On October 9, 2009, Columbia Business School held its annual Social Enterprise Conference. This year's conference, entitled "From Vision to Practice," focused on case studies of the procedural life-cycle of a social venture--from broad vision to specific practice--in order to highlight how social organizations can not only survive the economic recession, but thrive after its turn-around. One such organization is CinePop, a for-profit social enterprise that brings free outdoor movie screenings to suburban Mexican populations. Ariel Zylbersztejn, CinePop's founder and managing director, spoke to a room full of students, professors, and social entrepreneurs about how he made his vision a reality.

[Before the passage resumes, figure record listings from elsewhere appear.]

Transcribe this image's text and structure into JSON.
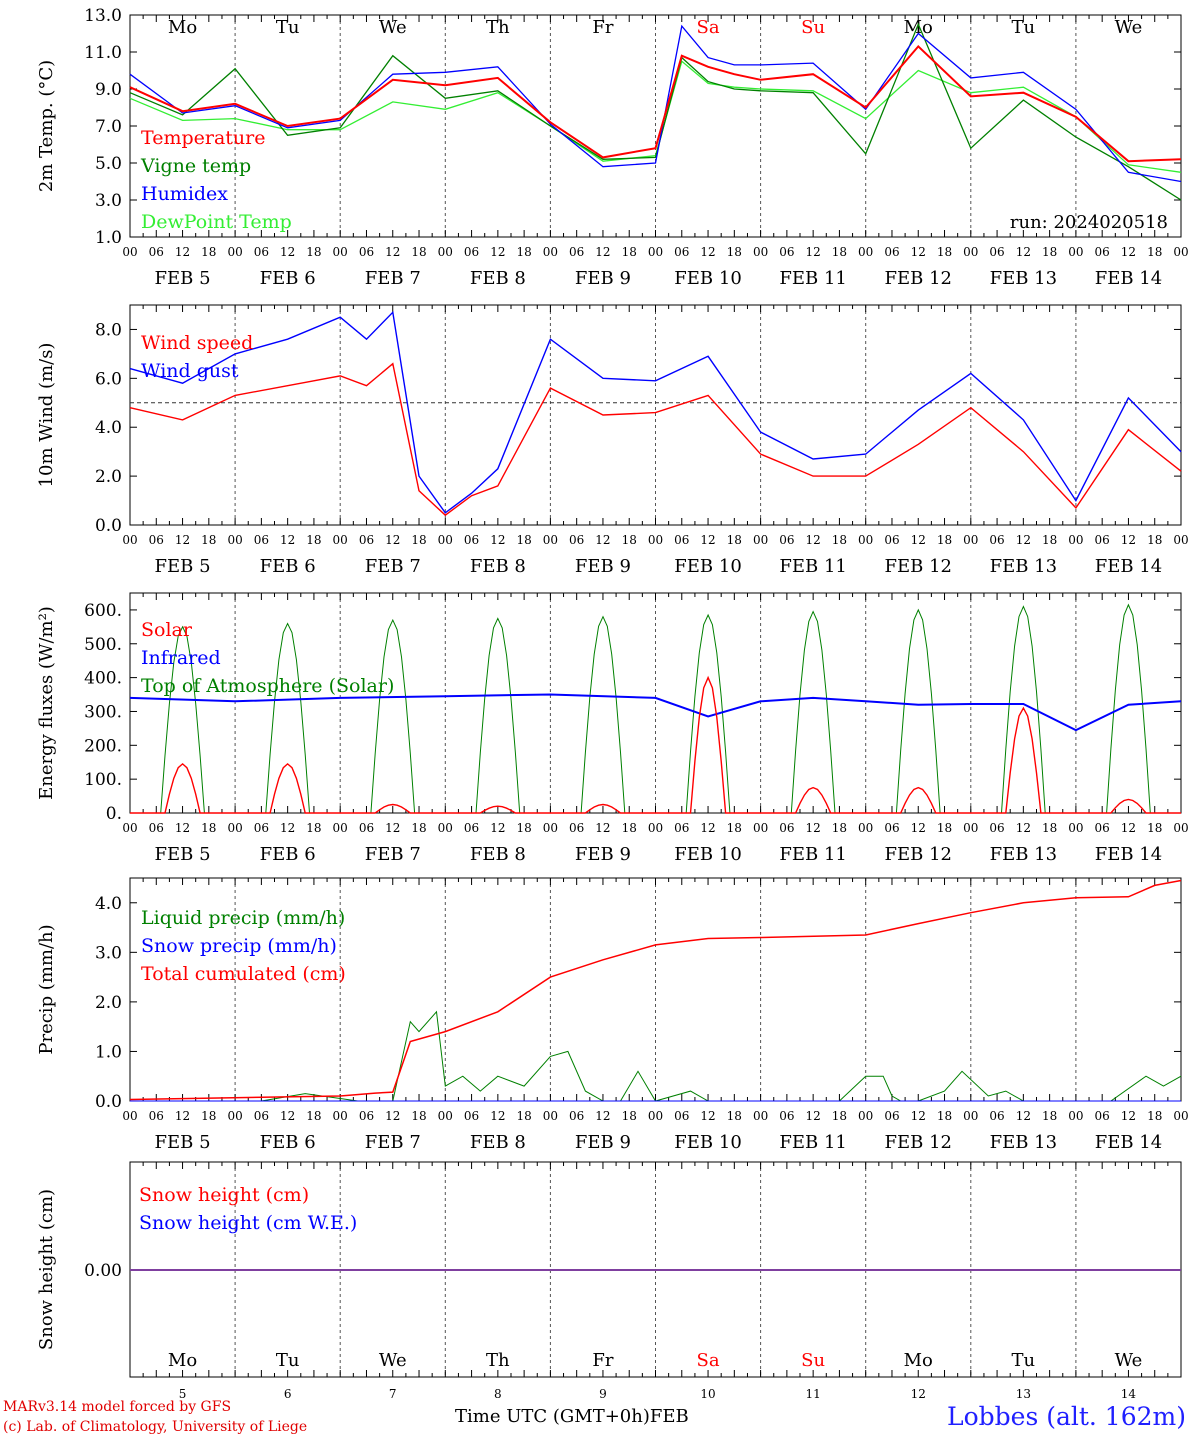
{
  "footer": {
    "credit_line1": "MARv3.14 model forced by GFS",
    "credit_line2": "(c) Lab. of Climatology, University of Liege",
    "x_title": "Time UTC (GMT+0h)",
    "x_month": "FEB",
    "station": "Lobbes (alt. 162m)"
  },
  "colors": {
    "red": "#ff0000",
    "green": "#008000",
    "blue": "#0000ff",
    "light_green": "#33ee33",
    "purple": "#7f3f9f"
  },
  "chart_data": [
    {
      "type": "line",
      "ylabel": "2m Temp. (°C)",
      "ylim": [
        1.0,
        13.0
      ],
      "y_ticks": [
        "1.0",
        "3.0",
        "5.0",
        "7.0",
        "9.0",
        "11.0",
        "13.0"
      ],
      "days": [
        "Mo",
        "Tu",
        "We",
        "Th",
        "Fr",
        "Sa",
        "Su",
        "Mo",
        "Tu",
        "We"
      ],
      "weekend_days": [
        5,
        6
      ],
      "hour_ticks": [
        "00",
        "06",
        "12",
        "18"
      ],
      "date_labels": [
        "FEB 5",
        "FEB 6",
        "FEB 7",
        "FEB 8",
        "FEB 9",
        "FEB 10",
        "FEB 11",
        "FEB 12",
        "FEB 13",
        "FEB 14"
      ],
      "run_label": "run: 2024020518",
      "x": [
        0,
        12,
        24,
        36,
        48,
        60,
        72,
        84,
        96,
        108,
        120,
        126,
        132,
        138,
        144,
        156,
        168,
        180,
        192,
        204,
        216,
        228,
        240
      ],
      "series": [
        {
          "name": "Temperature",
          "color": "red",
          "values": [
            9.1,
            7.8,
            8.2,
            7.0,
            7.4,
            9.5,
            9.2,
            9.6,
            7.2,
            5.3,
            5.8,
            10.8,
            10.2,
            9.8,
            9.5,
            9.8,
            8.0,
            11.3,
            8.6,
            8.8,
            7.5,
            5.1,
            5.2
          ]
        },
        {
          "name": "Vigne temp",
          "color": "green",
          "values": [
            8.8,
            7.6,
            10.1,
            6.5,
            6.9,
            10.8,
            8.5,
            8.9,
            7.0,
            5.2,
            5.3,
            10.7,
            9.4,
            9.0,
            8.9,
            8.8,
            5.5,
            12.5,
            5.8,
            8.4,
            6.4,
            4.8,
            3.0
          ]
        },
        {
          "name": "Humidex",
          "color": "blue",
          "values": [
            9.8,
            7.7,
            8.1,
            6.9,
            7.3,
            9.8,
            9.9,
            10.2,
            7.1,
            4.8,
            5.0,
            12.4,
            10.7,
            10.3,
            10.3,
            10.4,
            7.9,
            12.0,
            9.6,
            9.9,
            7.9,
            4.5,
            4.0
          ]
        },
        {
          "name": "DewPoint Temp",
          "color": "light_green",
          "values": [
            8.5,
            7.3,
            7.4,
            6.8,
            6.8,
            8.3,
            7.9,
            8.8,
            7.0,
            5.1,
            5.4,
            10.5,
            9.3,
            9.1,
            9.0,
            8.9,
            7.4,
            10.0,
            8.8,
            9.1,
            7.5,
            4.9,
            4.5
          ]
        }
      ]
    },
    {
      "type": "line",
      "ylabel": "10m Wind (m/s)",
      "ylim": [
        0.0,
        9.0
      ],
      "y_ticks": [
        "0.0",
        "2.0",
        "4.0",
        "6.0",
        "8.0"
      ],
      "reference_line": 5.0,
      "date_labels": [
        "FEB 5",
        "FEB 6",
        "FEB 7",
        "FEB 8",
        "FEB 9",
        "FEB 10",
        "FEB 11",
        "FEB 12",
        "FEB 13",
        "FEB 14"
      ],
      "hour_ticks": [
        "00",
        "06",
        "12",
        "18"
      ],
      "x": [
        0,
        12,
        24,
        36,
        48,
        54,
        60,
        66,
        72,
        78,
        84,
        96,
        108,
        120,
        132,
        144,
        156,
        168,
        180,
        192,
        204,
        216,
        228,
        240
      ],
      "series": [
        {
          "name": "Wind speed",
          "color": "red",
          "values": [
            4.8,
            4.3,
            5.3,
            5.7,
            6.1,
            5.7,
            6.6,
            1.4,
            0.4,
            1.2,
            1.6,
            5.6,
            4.5,
            4.6,
            5.3,
            2.9,
            2.0,
            2.0,
            3.3,
            4.8,
            3.0,
            0.7,
            3.9,
            2.2
          ]
        },
        {
          "name": "Wind gust",
          "color": "blue",
          "values": [
            6.4,
            5.8,
            7.0,
            7.6,
            8.5,
            7.6,
            8.7,
            2.0,
            0.5,
            1.3,
            2.3,
            7.6,
            6.0,
            5.9,
            6.9,
            3.8,
            2.7,
            2.9,
            4.7,
            6.2,
            4.3,
            1.0,
            5.2,
            3.0
          ]
        }
      ]
    },
    {
      "type": "line",
      "ylabel": "Energy fluxes (W/m²)",
      "ylim": [
        0,
        650
      ],
      "y_ticks": [
        "0.",
        "100.",
        "200.",
        "300.",
        "400.",
        "500.",
        "600."
      ],
      "date_labels": [
        "FEB 5",
        "FEB 6",
        "FEB 7",
        "FEB 8",
        "FEB 9",
        "FEB 10",
        "FEB 11",
        "FEB 12",
        "FEB 13",
        "FEB 14"
      ],
      "hour_ticks": [
        "00",
        "06",
        "12",
        "18"
      ],
      "solar_peaks": [
        145,
        145,
        25,
        20,
        25,
        400,
        75,
        75,
        310,
        40
      ],
      "toa_peaks": [
        550,
        560,
        570,
        575,
        580,
        585,
        595,
        600,
        610,
        615
      ],
      "infrared": {
        "x": [
          0,
          24,
          48,
          72,
          96,
          120,
          132,
          144,
          156,
          168,
          180,
          192,
          204,
          216,
          228,
          240
        ],
        "values": [
          340,
          330,
          340,
          345,
          350,
          340,
          285,
          330,
          340,
          330,
          320,
          322,
          322,
          245,
          320,
          330
        ]
      },
      "series_names": [
        "Solar",
        "Infrared",
        "Top of Atmosphere (Solar)"
      ]
    },
    {
      "type": "line",
      "ylabel": "Precip (mm/h)",
      "ylim": [
        0.0,
        4.5
      ],
      "y_ticks": [
        "0.0",
        "1.0",
        "2.0",
        "3.0",
        "4.0"
      ],
      "date_labels": [
        "FEB 5",
        "FEB 6",
        "FEB 7",
        "FEB 8",
        "FEB 9",
        "FEB 10",
        "FEB 11",
        "FEB 12",
        "FEB 13",
        "FEB 14"
      ],
      "hour_ticks": [
        "00",
        "06",
        "12",
        "18"
      ],
      "series": [
        {
          "name": "Liquid precip (mm/h)",
          "color": "green",
          "x": [
            0,
            30,
            40,
            48,
            52,
            56,
            60,
            64,
            66,
            70,
            72,
            76,
            80,
            84,
            90,
            96,
            100,
            104,
            108,
            112,
            116,
            120,
            128,
            132,
            138,
            144,
            152,
            162,
            168,
            172,
            174,
            176,
            180,
            186,
            190,
            196,
            200,
            204,
            210,
            216,
            224,
            232,
            236,
            240
          ],
          "values": [
            0,
            0,
            0.15,
            0.05,
            0,
            0,
            0,
            1.6,
            1.4,
            1.8,
            0.3,
            0.5,
            0.2,
            0.5,
            0.3,
            0.9,
            1.0,
            0.2,
            0,
            0,
            0.6,
            0,
            0.2,
            0,
            0,
            0,
            0,
            0,
            0.5,
            0.5,
            0.1,
            0,
            0,
            0.2,
            0.6,
            0.1,
            0.2,
            0,
            0,
            0,
            0,
            0.5,
            0.3,
            0.5
          ]
        },
        {
          "name": "Snow precip (mm/h)",
          "color": "blue",
          "x": [
            0,
            240
          ],
          "values": [
            0,
            0
          ]
        },
        {
          "name": "Total cumulated (cm)",
          "color": "red",
          "x": [
            0,
            48,
            56,
            60,
            64,
            72,
            84,
            96,
            108,
            120,
            132,
            144,
            168,
            180,
            192,
            204,
            216,
            228,
            234,
            240
          ],
          "values": [
            0.03,
            0.1,
            0.16,
            0.18,
            1.2,
            1.4,
            1.8,
            2.5,
            2.85,
            3.15,
            3.28,
            3.3,
            3.35,
            3.58,
            3.8,
            4.0,
            4.1,
            4.12,
            4.35,
            4.45
          ]
        }
      ]
    },
    {
      "type": "line",
      "ylabel": "Snow height (cm)",
      "y_ticks": [
        "0.00"
      ],
      "days": [
        "Mo",
        "Tu",
        "We",
        "Th",
        "Fr",
        "Sa",
        "Su",
        "Mo",
        "Tu",
        "We"
      ],
      "weekend_days": [
        5,
        6
      ],
      "day_numbers": [
        "5",
        "6",
        "7",
        "8",
        "9",
        "10",
        "11",
        "12",
        "13",
        "14"
      ],
      "series": [
        {
          "name": "Snow height (cm)",
          "color": "red",
          "x": [
            0,
            240
          ],
          "values": [
            0,
            0
          ]
        },
        {
          "name": "Snow height (cm W.E.)",
          "color": "blue",
          "x": [
            0,
            240
          ],
          "values": [
            0,
            0
          ]
        }
      ]
    }
  ]
}
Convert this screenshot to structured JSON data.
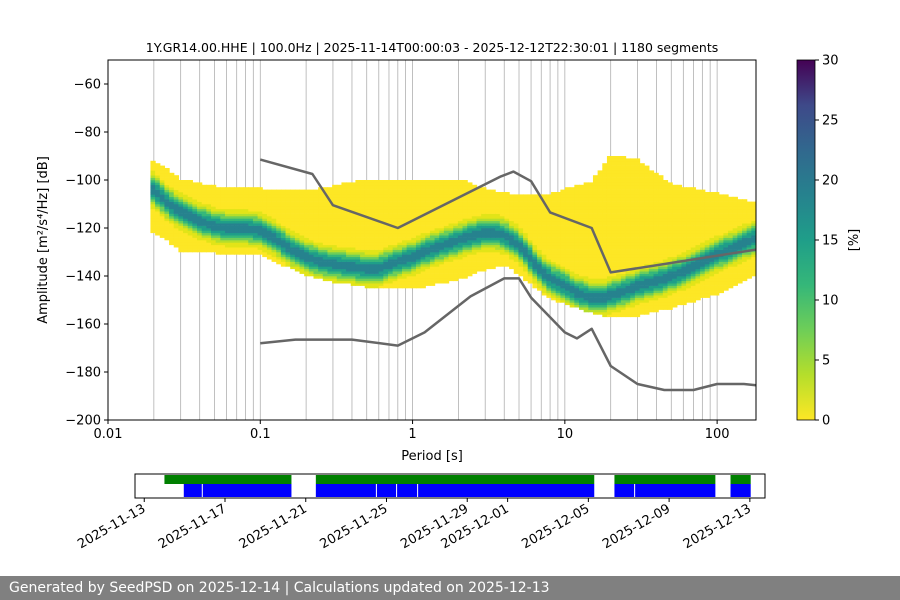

Ariel Zylbersztejn has always spoken film. From a young age, this Mexican-born son of Uruguayan immigrants has been communicating via the visual medium. At age 18, he began his formal study in communications, traveling to New York to attend the New York Film Academy. Ariel has dedicated his life to directing and producing a number of short films, including Jai, which has been featured in over 60 film festivals as well as at Cannes. So it was no surprise that Ariel opened the panel, Entertainment as an Innovative Platform for Social Services: A Case Study from Mexico, in his own language: with a film. In three short minutes, viewers learned how Zylbersztejn created an organization called CinePop, which has not only brought the cinema to over 550,000 Mexicans who would otherwise find the cost of a movie ticket prohibitively expensive, but created an entirely new and sustainable social business model in the process.